Kluizenaar in de polder

De vader van Jan van Mersbergen leeft nog en toch heeft zijn zoon al een boek over hem geschreven. Er is iets wat hem mateloos fascineert in de man. ‘Alleen zijn en je niet alleen voelen. Gelukkig zijn. En ondertussen veel werk verzetten.’ De vader van Van Mersbergen werkt op een stuk land dat hij ooit in een opwelling heeft gekocht. Twee voetbalvelden groot is zijn bezit en daar doet hij al decennialang aan natuurbehoud in zijn eentje (al helpt de moeder van Van Mersbergen een handje mee).

Jan van Mersbergen is meer het tegenovergestelde type mens; hij opereert het liefst in groepsverband of het nu een gezin of een voetbalclub is. In Mijn pa is nooit alleen onderzoekt Van Mersbergen het leven van meerdere mannen die op een bepaald ogenblik hun bestaan een andere wending hebben gegeven. Dat kan de kluizenaar Sint-Amadour zijn of de fictieve held Robinson Crusoë die schipbreuk leed en op een eiland moest zien te overleven.

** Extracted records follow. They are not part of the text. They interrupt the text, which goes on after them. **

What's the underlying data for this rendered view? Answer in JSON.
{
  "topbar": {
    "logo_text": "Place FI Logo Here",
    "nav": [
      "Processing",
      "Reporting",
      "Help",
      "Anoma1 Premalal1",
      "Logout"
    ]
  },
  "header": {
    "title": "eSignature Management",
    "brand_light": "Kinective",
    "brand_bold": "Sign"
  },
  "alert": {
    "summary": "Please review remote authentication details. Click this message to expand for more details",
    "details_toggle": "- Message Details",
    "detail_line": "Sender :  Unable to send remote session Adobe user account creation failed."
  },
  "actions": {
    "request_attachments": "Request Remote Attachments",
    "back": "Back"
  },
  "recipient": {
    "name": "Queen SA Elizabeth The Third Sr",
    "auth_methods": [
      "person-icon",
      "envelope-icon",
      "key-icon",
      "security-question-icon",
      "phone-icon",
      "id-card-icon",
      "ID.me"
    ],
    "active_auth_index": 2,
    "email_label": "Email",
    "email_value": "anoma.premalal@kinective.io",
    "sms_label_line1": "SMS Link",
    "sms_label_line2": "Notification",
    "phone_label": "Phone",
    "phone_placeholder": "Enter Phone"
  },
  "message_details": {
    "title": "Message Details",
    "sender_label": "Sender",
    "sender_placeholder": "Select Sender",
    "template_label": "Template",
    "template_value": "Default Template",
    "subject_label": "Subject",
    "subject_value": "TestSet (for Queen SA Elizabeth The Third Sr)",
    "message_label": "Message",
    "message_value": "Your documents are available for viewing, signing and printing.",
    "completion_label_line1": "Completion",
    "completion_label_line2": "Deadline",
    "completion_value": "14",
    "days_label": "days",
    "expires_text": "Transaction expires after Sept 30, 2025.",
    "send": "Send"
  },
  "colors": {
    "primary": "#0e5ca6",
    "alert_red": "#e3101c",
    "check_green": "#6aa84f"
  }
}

De man voor wie Van Mersbergen de meeste bladzijden inruimt is echter de poppenspeler Jozef van den Berg, die bevangen door een religieus besef zijn gezin verliet en op de fiets vertrok om zich te wijden aan de godsdienst. Hij kwam niet ver, want een dorp verderop kreeg hij een lekke band, waarna hij ter plekke een kluizenaar werd.

Mijn pa is nooit alleen is vooral een zoektocht naar de drijfveren van mensen die het in hun eentje rooien. Dat vader Van Mersbergen al zijn vrije tijd opoffert aan het land en bijvoorbeeld niet naar de voetbalwedstrijd van zijn zoon komt, laat zien dat zijn droom elders ligt. Van Mersbergen vergelijkt zijn eigen leven met de andere levens die hij beschrijft. Ook hij is een keer vertrokken bij zijn gezin (zie zijn vorige roman, Een goede moeder), maar hij ging niet in zijn eentje verder.

Al die levens – Van Mersbergen maakt ook nog contact met een zwerver in Amsterdam – citaten uit boeken, interviews, fragmenten uit het logboek van zijn vader, maken een fragmentarisch geheel van dit boek. De parallellen worden soms iets te nadrukkelijk getrokken tussen de poppenspeler, de schrijver en de natuurbeheerder: ‘Mijn pa laat op zijn land zien wie hij is, een hectare als een grote platte zwijgzame polderpop.’

Door de keuzes van zijn vader te begrijpen, kan Van Mersbergen de verholen verwijten over het gebrek aan aandacht in zijn jeugd met gemak de baas. Uit alles blijkt dat hij van zijn vader houdt. Of al die andere levens daarvoor nodig waren om tot dat besef te komen, is zeer de vraag.

Coen Peppelenbos

Jan van Mersbergen – Mijn pa is nooit alleen. Lebowski, Amsterdam. 176 blz. € 21,99.

Deze recensie verscheen eerder in een lichtelijk andere versie in de Leeuwarder Courant en het Dagblad van het Noorden op 18 maart 2022.